The carpetbaggers who allowed land speculators like Barreto and lobbyists to run roughshod over South Dade are no where to be seen now, plying the Bahamas in their yachts, but they were the ones who condemned environmentalists and any civic activist who stood in their way. Interestingly, even after their grand plan for the Homestead Air Force Base redevelopment was stopped by the federal government, they still rejected the recommendations of the conservative Urban Land Institute to swap air base land for development rights closer to the urban core of Homestead.

The ULI plan, had it been embraced, would have reinforced and built on the Homestead urban downtown, instead of fostering sprawl and traffic. (This is a story worth going over again, by The Herald and mainstream media.) It is too bad because we are all stuck with the consequences.

Just remember this: in the next few days you will see all the lobbyists and land speculators glad-handing mayors from around the United States, but they are no friends of the city.

5 comments:

Anonymous said...

New Orleans Jazz Funeral March on the Mayors
June 20th, 2:30 PM

Miami has been a model for unbridled growth, public corruption and corporate greed. It’s time we take our city back!
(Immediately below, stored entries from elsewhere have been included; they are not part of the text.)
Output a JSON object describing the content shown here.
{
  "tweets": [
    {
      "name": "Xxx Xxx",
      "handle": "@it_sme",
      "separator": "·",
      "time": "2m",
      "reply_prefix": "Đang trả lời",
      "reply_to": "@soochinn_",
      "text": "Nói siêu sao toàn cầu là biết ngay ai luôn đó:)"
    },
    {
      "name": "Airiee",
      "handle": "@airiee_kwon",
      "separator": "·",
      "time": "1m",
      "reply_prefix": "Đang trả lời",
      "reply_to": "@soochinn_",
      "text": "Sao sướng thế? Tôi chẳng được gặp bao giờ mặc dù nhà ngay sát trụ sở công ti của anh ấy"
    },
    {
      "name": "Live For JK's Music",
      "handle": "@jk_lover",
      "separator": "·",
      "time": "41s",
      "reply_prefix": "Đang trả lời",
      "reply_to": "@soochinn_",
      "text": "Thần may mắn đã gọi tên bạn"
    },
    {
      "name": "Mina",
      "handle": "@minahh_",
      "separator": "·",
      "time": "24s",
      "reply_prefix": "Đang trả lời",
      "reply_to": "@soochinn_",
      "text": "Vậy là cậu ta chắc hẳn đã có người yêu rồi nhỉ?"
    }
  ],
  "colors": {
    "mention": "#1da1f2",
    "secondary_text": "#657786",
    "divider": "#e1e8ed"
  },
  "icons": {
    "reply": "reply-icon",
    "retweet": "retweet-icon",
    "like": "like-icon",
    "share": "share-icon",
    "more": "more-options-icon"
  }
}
Urban sprawl results in divestment to our inner cities and it's residents while compromising the environment.

It’s time community organizations come together to fight for affordable housing, public space and community power!

JOIN US! Come out and participate in:

New Orleans Jazz Funeral March on the Mayors
June 20th, 2:30 PM
Starting at the corner of NW 2nd Ave. and 7th St.

The march will be lead by a New Orleans 2nd-line brass band as Mayors from all across the country convene in downtown Miami. We will carry giant skeleton puppets representing all of the bad things happening in our cities like, environmental injustice, gentrification, racism. We will also be carrying coffins so when we finish our march we can bury the skeletons. And following in the tradition of Jazz funerals we will be partying the whole way, dancing and singing.

We are asking all participants to bring umbrellas (to keep in the tradition of the New Orleans). Use your umbrella as a sign!

For more information on the March on the Mayors go to: www.righttothecity.org or call Dawn Shirreffs at (305)653-9101.

Anonymous said...

Friday is a work-day. Why won't any of you be at your jobs?

"Take your city back"? Bahhaaaa

Anonymous said...

Ughh, just his name makes my blood boil. He's in charge of the Fish and Wildlife commission and he's pure greed.

Land speculation outside UDB? Developing sea grasses?

I used to like Charlie Crist but now he wants drilling and he kept this clown in power.

Anonymous said...

Friday is a work day for slaves. It is a day of revolt for those who would be free!!!

Anonymous said...

So are you claiming 7 "revolt" days per week because you are jobless?